Sabe quando você entra na Fnac ou na Livraria Cultura, vê uma promoção, encontra um filme bacana e compra? Como normalmente são aquisições não planejadas, é comum eu estrear esses DVDs meses depois de comprar.

Na sexta eu atá tinha batido um papo com o Reimão sobre isso.

E, além de curtir comprar DVD bom e barato, gosto bastante do que o Hitchcock  fazia. Então, semana passada assisti a 3 filmes dele:

Ainda na fase pré-EUA do diretor, o filme é rodado em Londres. Tudo começa com um ato terrorista fazendo com que parte da cidade fique sem energia elétrica. O responsável pelo ato é um dono de cinema no subúrbio.

Mas esse seria apenas o primeiro ataque contra os habitantes, algo maior estava sendo planejado para uma das estações de metrô mais utilizadas da cidade, a de Piccadilly Circus. Então, a história se centra na perseguição da Scotland Yard ao criminoso.

Poucos anos depois, já em Hollywood, Hitchcock dirige outro filme com nome e assunto parecidos.

Dessa vez, durante a II Guerra Mundial, há um movimento dentro dos EUA para desmoralizar e desestabilizar o país. Depois da explosão de uma fábrica de aviões, um de seus operários é acusado erroneamente pelo crime.

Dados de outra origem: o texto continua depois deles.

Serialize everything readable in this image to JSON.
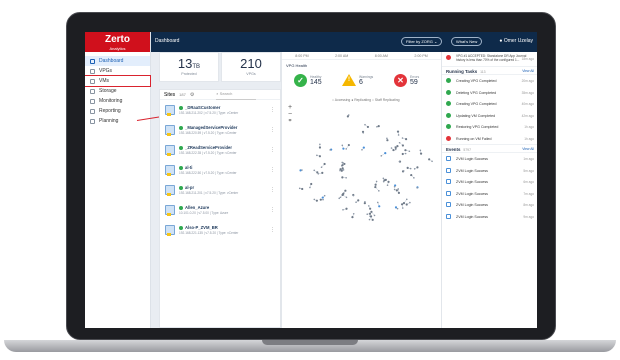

Então, para provar sua inocência, ele percorre o país para desmantelar a organização criminosa responsável por esse e outros atos terroristas.

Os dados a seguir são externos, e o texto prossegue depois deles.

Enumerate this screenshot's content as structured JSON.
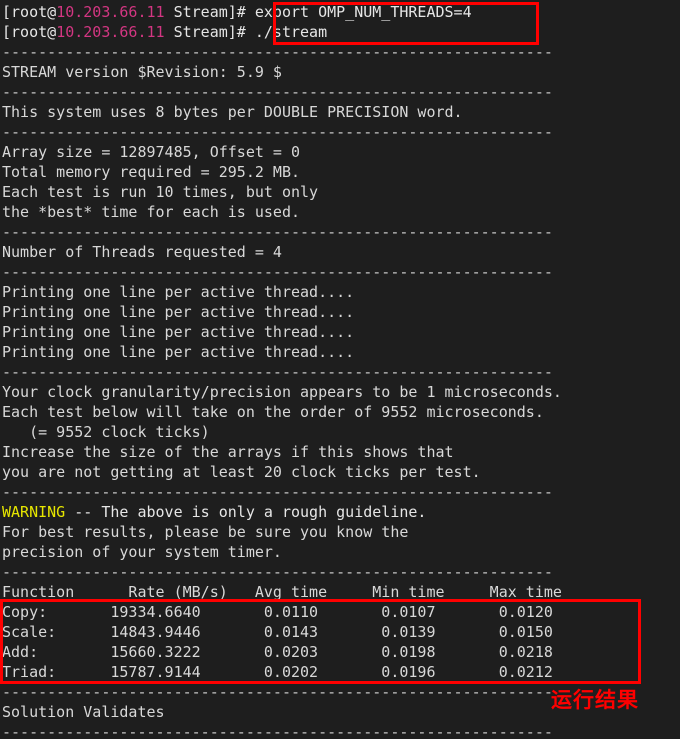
{
  "terminal": {
    "background_color": "#1e1e1e",
    "foreground_color": "#d8d8d8",
    "prompt": {
      "user_host_prefix": "[root@",
      "ip": "10.203.66.11",
      "ip_color": "#d33682",
      "dir_and_sigil": " Stream]# "
    },
    "commands": [
      "export OMP_NUM_THREADS=4",
      "./stream"
    ],
    "separator": "-------------------------------------------------------------",
    "lines": [
      "STREAM version $Revision: 5.9 $",
      "This system uses 8 bytes per DOUBLE PRECISION word.",
      "Array size = 12897485, Offset = 0",
      "Total memory required = 295.2 MB.",
      "Each test is run 10 times, but only",
      "the *best* time for each is used.",
      "Number of Threads requested = 4",
      "Printing one line per active thread....",
      "Printing one line per active thread....",
      "Printing one line per active thread....",
      "Printing one line per active thread....",
      "Your clock granularity/precision appears to be 1 microseconds.",
      "Each test below will take on the order of 9552 microseconds.",
      "   (= 9552 clock ticks)",
      "Increase the size of the arrays if this shows that",
      "you are not getting at least 20 clock ticks per test.",
      "For best results, please be sure you know the",
      "precision of your system timer.",
      "Solution Validates"
    ],
    "warning_label": "WARNING",
    "warning_color": "#e6e600",
    "warning_rest": " -- The above is only a rough guideline.",
    "results_table": {
      "header": "Function      Rate (MB/s)   Avg time     Min time     Max time",
      "columns": [
        "Function",
        "Rate (MB/s)",
        "Avg time",
        "Min time",
        "Max time"
      ],
      "rows": [
        {
          "raw": "Copy:       19334.6640       0.0110       0.0107       0.0120",
          "function": "Copy:",
          "rate": "19334.6640",
          "avg_time": "0.0110",
          "min_time": "0.0107",
          "max_time": "0.0120"
        },
        {
          "raw": "Scale:      14843.9446       0.0143       0.0139       0.0150",
          "function": "Scale:",
          "rate": "14843.9446",
          "avg_time": "0.0143",
          "min_time": "0.0139",
          "max_time": "0.0150"
        },
        {
          "raw": "Add:        15660.3222       0.0203       0.0198       0.0218",
          "function": "Add:",
          "rate": "15660.3222",
          "avg_time": "0.0203",
          "min_time": "0.0198",
          "max_time": "0.0218"
        },
        {
          "raw": "Triad:      15787.9144       0.0202       0.0196       0.0212",
          "function": "Triad:",
          "rate": "15787.9144",
          "avg_time": "0.0202",
          "min_time": "0.0196",
          "max_time": "0.0212"
        }
      ]
    }
  },
  "annotations": {
    "highlight_color": "#ff0000",
    "label_cn": "运行结果"
  }
}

  • Um Barco e Nove Destinos (Lifeboat) – 1944

Também feito em época de guerra, esse filme é passado inteiro em um barco a remo. Lá estão sobreviventes estadounidenses e britânicos reunidos após ataque feito por um submarino nazista.

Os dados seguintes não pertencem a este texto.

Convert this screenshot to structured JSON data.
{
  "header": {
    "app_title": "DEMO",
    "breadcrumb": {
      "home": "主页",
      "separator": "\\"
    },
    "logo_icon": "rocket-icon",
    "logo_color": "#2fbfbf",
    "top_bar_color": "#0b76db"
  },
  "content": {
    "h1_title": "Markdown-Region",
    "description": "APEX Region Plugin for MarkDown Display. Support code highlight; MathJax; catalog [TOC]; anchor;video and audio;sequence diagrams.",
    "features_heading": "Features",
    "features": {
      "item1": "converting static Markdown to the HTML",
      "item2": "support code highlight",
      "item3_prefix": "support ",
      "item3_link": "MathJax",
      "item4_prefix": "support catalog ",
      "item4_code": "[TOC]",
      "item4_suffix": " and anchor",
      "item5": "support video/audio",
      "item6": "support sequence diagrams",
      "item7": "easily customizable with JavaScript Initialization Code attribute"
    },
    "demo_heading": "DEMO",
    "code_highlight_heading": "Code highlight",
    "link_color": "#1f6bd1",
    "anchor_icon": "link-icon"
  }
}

Aguardando ajuda, os tripulantes resgatam um alemão jogado ao mar. A princípio, um ato de humanidade, fazem com que toda a tripulação se torne refém do nazista.

Minha opinião?

Penso que os filmes de Hitchcock ficam mais “maduros” a partir do final da década de 40, o roteiro fica mais redondo, o suspense melhora.

Sabotagem tem uma história boa, mas não é tão legal. O clímax acaba acontecendo cedo, isso faz com que o final não seja lá essas coisas.

Já Sabotador é melhor estruturado. A fuga do injustiçado tentando colocar as coisas no lugar foi muito bem escrita, com cenas bem legais. Destaque para quando ele escapa já algemado.

Mas Um Barco e Nove Destinos é fantástico! As discussões sobre o que fazer com o nazista (o ator manda super bem), as brigas para qual rumo tomar, a maneira como toda a tripulação é enrolada pelo alemão… enfim, há inúmeros motivos para fazer desse um baita filme!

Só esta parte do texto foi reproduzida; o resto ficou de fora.